Direktur Reserse Kriminal Umum Polda NTB Kombes Pol. Arisandi mengatakan penghentian penyelidikan dilakukan setelah kepolisian menggelar perkara untuk memastikan ada atau tidaknya unsur tindak pidana dalam laporan tersebut.
"Berdasarkan hasil gelar perkara disimpulkan tidak memenuhi unsur tindak pidana sebagaimana yang dilaporkan," katanya di Mataram, Senin, 31 Agustus 2026.
Dengan keputusan tersebut, perkara tidak akan dilanjutkan ke tahap penyidikan. Kepolisian menghentikan penanganannya pada tahap penyelidikan.
"Jadi, penanganannya tidak dilanjutkan, kami hentikan di tahap penyelidikan," ujarnya.
Sebelumnya, pada awal Juni 2026, Kepala Subdirektorat III Reserse Kriminal Umum Polda NTB AKBP Catur Erwin Setiawan menyampaikan bahwa penyidik memperoleh informasi baru dari pemeriksaan terhadap pihak Kementerian Pariwisata mengenai dukungan anggaran MXGP 2023 yang digelar di eks Bandara Selaparang, Kota Mataram.
Baca Juga: Polda NTB Tegaskan Penanganan Sponsorship MXGP Tidak Masuk Ranah Korupsi
"Dari Kementerian Pariwisata disampaikan bahwa dana MXGP selama tahun 2023 itu tidak ada," katanya.
Setelah menerima keterangan tersebut, polisi kemudian menelusuri dugaan adanya dukungan dana melalui sponsorship dari pihak perbankan. Penelusuran itu berkaitan dengan janji pembayaran kerja sama PT SEG kepada sejumlah vendor.
Dalam proses penyelidikan, kepolisian juga mendalami kemungkinan adanya unsur pidana penggelapan sebagaimana diatur dalam Pasal 486 KUHP. Namun, unsur tersebut belum ditemukan.

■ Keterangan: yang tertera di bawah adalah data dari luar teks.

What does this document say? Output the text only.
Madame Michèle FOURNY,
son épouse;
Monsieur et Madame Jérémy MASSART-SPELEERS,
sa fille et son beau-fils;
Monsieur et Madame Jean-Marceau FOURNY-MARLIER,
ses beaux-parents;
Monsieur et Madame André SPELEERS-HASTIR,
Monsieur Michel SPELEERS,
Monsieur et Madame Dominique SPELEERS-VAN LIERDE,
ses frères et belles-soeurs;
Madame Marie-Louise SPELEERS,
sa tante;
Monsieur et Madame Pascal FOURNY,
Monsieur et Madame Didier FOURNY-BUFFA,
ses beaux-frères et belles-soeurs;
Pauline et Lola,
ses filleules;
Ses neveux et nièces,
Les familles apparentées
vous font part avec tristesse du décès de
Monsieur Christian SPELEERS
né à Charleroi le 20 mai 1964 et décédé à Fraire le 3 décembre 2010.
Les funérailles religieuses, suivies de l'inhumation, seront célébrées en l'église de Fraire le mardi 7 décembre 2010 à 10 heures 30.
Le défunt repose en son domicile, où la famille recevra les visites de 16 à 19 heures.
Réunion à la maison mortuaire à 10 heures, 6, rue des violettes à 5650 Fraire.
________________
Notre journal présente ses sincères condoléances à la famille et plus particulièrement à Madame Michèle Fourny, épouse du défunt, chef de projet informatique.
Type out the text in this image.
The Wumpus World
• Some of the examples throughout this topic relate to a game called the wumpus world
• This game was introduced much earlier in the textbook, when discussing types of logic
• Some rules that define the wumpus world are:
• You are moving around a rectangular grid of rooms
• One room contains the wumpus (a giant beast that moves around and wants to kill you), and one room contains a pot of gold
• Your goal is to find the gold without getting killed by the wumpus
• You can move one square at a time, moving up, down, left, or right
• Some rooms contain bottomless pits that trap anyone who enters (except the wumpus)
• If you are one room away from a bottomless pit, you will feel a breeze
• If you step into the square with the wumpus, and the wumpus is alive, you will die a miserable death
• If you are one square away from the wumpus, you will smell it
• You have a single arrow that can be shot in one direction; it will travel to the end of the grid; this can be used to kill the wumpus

"Dengan menerangkan hal tersebut, Catur mengakui pihaknya belum mendapatkan unsur pidana yang mengarah pada dugaan pelanggaran Pasal 486 KUHP tentang Penggelapan."
"Mungkin penggelapan tidak bisa, karena apa yang digelapkan? Kalau penipuan, ada kemungkinan masuk, tapi masih kita dalami semua," ucapnya.
Catur juga menjelaskan bahwa kerja sama antara PT SEG dan para vendor tidak dituangkan dalam perjanjian tertulis. Meski demikian, terdapat bukti lain yang menunjukkan adanya hubungan dan kesepakatan di antara kedua pihak.
"Ada komunikasi dan kesepakatan yang berjalan karena sebelumnya sudah sering bekerja sama," kata dia.
Baca Juga: Polda NTB Limpahkan Berkas Tersangka Anak dalam Kasus Santri Terbakar ke Kejaksaan
Dengan hasil gelar perkara terbaru, Polda NTB memastikan laporan tersebut tidak memenuhi unsur tindak pidana sehingga penanganannya dihentikan pada tahap penyelidikan.